As for tea bags, 3 cups per bag is about my limit –I am not willing to compromise on this Knowles staple – and in any case, after the third cup, the brew looks more like the contents of the washing up bowl – and tastes like it too – trust me , I know! Drying it out first before re-immersing it is not a solution either – it gains an acidy sort of taste – depending on the quality of the initial tea bag, of course!  

Used matches – handy for igniting that second gas burner without advancing the destruction of yet another tree from the fast disappearing Nigerian forests. And while I am on the topic, I reckon I can light four candles per match if NEPA goes off, before scorching my fingers.  

There is a small alp of packaging in our kitchen – ‘just in case it happens to come in’ (voice of my Nan still in my head).
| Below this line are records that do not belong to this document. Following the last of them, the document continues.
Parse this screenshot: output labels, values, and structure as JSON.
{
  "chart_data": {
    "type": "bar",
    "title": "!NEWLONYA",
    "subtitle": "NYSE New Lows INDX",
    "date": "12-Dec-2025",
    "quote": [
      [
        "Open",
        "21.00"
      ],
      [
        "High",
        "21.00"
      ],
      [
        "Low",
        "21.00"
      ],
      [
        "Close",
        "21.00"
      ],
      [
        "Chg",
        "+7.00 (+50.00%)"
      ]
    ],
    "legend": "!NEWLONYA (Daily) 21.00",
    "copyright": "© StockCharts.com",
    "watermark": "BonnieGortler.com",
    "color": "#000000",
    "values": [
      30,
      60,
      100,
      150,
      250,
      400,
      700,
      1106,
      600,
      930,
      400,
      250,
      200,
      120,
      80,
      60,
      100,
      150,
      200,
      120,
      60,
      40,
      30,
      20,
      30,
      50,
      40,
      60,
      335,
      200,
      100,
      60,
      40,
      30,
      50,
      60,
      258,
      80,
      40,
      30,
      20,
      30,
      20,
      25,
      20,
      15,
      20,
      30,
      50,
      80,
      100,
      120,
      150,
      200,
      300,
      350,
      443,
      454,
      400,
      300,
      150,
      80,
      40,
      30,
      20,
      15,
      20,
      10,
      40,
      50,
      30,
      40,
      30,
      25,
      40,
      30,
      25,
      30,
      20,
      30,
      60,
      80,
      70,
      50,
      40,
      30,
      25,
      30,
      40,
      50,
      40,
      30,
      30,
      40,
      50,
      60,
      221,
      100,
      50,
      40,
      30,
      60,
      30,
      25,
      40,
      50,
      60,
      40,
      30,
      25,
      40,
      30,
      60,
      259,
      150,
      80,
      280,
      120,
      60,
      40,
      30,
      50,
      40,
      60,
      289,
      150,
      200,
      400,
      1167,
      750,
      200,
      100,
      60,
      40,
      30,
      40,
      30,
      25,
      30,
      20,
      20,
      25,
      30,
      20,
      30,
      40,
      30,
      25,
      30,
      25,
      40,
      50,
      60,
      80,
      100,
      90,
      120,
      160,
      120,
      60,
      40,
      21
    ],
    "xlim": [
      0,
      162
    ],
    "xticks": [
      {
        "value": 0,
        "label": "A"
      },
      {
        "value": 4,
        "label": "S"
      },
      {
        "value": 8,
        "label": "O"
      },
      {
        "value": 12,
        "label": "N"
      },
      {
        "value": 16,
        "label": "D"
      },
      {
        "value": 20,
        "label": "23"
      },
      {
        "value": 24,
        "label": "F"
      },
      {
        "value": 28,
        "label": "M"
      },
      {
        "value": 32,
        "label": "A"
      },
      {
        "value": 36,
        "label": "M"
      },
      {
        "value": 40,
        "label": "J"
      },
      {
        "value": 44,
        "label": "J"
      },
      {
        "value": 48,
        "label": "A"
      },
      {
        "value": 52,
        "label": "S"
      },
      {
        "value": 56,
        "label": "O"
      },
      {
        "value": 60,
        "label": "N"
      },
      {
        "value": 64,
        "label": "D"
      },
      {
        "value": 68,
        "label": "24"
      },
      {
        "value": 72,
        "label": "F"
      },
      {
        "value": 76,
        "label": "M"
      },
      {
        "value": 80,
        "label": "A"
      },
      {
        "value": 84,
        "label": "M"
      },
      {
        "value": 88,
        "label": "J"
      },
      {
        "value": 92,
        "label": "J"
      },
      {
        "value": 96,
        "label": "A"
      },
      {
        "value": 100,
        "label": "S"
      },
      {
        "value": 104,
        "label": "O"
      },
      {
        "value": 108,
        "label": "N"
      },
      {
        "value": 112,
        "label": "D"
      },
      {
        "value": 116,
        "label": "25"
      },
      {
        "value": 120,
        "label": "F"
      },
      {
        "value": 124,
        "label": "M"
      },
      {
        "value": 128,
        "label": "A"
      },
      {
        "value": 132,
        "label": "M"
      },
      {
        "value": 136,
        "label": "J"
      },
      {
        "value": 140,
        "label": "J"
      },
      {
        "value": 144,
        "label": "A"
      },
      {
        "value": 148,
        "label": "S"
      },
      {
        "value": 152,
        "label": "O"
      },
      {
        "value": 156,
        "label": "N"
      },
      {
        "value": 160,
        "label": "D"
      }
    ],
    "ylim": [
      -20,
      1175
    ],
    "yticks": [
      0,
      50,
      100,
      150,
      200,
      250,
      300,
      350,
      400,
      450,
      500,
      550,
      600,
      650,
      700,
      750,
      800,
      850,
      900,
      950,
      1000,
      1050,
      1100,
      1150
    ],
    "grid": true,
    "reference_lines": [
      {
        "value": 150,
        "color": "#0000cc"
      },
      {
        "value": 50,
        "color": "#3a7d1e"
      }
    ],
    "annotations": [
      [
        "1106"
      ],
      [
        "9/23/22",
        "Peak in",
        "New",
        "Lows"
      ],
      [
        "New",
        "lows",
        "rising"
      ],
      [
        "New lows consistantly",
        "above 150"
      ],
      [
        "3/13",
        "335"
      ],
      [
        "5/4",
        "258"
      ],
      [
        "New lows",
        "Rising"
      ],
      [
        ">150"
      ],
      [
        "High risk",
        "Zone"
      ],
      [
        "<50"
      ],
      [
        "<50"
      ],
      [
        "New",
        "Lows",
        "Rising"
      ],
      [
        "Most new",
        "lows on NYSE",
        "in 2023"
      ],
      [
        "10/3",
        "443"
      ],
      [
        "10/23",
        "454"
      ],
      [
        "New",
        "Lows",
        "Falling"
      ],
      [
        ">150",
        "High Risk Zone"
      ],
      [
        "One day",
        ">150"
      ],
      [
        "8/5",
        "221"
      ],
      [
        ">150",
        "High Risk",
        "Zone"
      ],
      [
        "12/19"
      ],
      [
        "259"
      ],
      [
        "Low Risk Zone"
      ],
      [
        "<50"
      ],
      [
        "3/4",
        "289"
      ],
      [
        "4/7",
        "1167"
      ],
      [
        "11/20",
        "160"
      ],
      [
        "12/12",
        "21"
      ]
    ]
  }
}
I have recently discovered that the ring pull on a soft drinks can makes a serviceable replacement for that completely losable widget that comes with a mosquito coil – better than scorching the varnish or setting fire to last month’s copy of the Winner’s Chapel newsletter – then again…

So, my visual aids workshop for the benefit, hopefully of lecturers and students at Oro College is on the horizon. I am confident that my magpie/squirrel tendencies have enabled me to amass enough low cost/no cost resources to enable them to construct a life-size replica of the great  mosque in Abuja. My parents philosophy lives on, and I’ll keep saving and maybe have that extra portion – just in case!